RE: [anti-spam-wg] ENISA Study: Industry Measures on Security and Spam
To: "'furio ercolessi'" furio+as@localhost
From: Jørgen Hovland jorgen@localhost
Date: Wed, 3 May 2006 19:22:07 +0200
> -----Original Message-----
> From: anti-spam-wg-admin@localhost [
> Behalf Of furio ercolessi
> I am not familiar with current MAPS policy, but I am quite familiar
> with the operation of the other two lists, and as fas as I know they do
> not allow other entities to turn on listings or even send submissions,
> even when the other entities are ISPs asking to list one of their own
> Also, even if feasible, such an action would probably be more expensive,
> in terms of human resources, than acting directly to block the offender
> at the source level with technical or policy countermeasures.
> And, above all, I can not see the meaning of it: in this scenario
> the ISP - the only entity that could stop the abuse at the source - takes
> notice of the existence of the spam source, yet, rather than blocking it,
> would choose to inform the rest of the world that one of their customer
> behaves badly so that abusive traffic can be blocked at the destination?
> It does not make sense to me. Also, this practice does not seem
> to be a common one, as the 45% figure would suggest.
> So I am very surprised by this percentage.

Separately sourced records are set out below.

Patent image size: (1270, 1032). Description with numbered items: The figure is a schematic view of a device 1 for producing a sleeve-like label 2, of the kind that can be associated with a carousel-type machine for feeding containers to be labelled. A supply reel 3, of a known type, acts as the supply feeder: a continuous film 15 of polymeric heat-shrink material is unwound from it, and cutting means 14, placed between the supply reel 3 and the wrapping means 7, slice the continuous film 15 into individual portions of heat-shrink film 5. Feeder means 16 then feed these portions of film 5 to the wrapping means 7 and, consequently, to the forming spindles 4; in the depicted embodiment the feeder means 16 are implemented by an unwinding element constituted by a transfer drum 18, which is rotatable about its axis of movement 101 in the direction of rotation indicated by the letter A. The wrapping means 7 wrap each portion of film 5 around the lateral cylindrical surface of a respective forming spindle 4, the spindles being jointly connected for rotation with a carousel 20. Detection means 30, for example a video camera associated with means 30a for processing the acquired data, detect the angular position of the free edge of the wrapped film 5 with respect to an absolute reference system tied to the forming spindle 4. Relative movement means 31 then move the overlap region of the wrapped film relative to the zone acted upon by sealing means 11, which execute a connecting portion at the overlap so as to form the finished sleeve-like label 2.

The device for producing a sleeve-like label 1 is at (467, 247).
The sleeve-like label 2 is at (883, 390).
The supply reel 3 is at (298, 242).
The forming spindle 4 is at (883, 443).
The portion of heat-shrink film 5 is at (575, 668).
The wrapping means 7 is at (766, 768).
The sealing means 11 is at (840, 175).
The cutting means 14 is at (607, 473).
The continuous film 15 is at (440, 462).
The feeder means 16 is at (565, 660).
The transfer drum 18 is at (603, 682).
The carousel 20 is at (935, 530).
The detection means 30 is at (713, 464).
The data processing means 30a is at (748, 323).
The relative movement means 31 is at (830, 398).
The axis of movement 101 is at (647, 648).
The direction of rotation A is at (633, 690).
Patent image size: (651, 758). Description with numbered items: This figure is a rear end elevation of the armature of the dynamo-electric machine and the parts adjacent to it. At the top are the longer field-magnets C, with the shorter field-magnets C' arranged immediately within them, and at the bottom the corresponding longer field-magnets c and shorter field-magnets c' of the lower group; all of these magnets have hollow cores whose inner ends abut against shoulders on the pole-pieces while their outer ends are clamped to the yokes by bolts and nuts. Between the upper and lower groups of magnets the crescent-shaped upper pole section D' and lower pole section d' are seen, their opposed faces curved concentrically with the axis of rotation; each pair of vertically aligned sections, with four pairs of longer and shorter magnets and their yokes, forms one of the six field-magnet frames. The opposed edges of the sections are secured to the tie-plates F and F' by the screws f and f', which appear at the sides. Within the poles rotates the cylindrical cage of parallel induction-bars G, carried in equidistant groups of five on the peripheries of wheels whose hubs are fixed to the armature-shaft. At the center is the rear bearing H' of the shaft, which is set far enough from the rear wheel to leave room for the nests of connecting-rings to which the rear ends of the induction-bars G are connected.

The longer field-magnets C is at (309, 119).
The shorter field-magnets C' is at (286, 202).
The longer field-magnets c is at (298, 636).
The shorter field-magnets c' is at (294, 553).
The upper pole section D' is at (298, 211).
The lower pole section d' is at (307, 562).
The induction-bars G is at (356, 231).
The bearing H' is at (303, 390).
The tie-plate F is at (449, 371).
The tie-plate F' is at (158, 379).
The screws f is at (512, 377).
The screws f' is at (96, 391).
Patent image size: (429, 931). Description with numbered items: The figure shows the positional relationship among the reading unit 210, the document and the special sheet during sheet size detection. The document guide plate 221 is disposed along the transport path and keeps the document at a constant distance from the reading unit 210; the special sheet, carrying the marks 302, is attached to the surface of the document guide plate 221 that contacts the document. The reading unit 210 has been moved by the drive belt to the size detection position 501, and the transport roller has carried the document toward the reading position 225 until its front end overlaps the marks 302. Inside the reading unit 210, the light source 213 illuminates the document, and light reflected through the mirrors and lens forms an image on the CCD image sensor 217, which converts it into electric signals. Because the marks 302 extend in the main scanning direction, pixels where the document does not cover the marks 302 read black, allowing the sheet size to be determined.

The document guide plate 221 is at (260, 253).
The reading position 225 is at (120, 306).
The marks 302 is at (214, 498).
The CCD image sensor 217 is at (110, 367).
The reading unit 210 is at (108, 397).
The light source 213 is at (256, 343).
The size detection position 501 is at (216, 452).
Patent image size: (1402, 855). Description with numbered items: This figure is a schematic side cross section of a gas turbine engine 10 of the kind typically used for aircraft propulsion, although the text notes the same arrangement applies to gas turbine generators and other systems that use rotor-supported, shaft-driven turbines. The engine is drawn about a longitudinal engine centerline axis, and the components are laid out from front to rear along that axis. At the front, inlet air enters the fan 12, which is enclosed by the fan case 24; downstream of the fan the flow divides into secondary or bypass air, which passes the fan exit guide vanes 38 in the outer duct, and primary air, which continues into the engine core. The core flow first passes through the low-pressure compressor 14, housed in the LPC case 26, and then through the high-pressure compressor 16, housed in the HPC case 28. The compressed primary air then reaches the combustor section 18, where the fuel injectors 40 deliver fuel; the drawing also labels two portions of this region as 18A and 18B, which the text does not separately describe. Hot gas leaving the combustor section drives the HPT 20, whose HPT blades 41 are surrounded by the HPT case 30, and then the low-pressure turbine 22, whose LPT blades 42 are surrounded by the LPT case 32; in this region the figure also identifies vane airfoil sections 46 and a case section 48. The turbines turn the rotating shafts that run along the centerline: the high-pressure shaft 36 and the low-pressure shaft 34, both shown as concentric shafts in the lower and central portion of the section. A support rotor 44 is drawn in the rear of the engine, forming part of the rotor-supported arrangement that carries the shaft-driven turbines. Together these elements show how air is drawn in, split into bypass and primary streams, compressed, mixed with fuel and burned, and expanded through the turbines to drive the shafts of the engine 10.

> I have the impression that the 45% of the ISPs that answered in this
> way did not understood the question in the same way as I have understood
> it. So perhaps I am the one that did not understand the report, or
> perhaps there is a mistake in the way the original data have been
> summarized in the report?
When I marked that choice in the survey I assumed the rbls in the
parentheses were examples only. We list them in a private list. I am sure
around 45% of isps do something like that.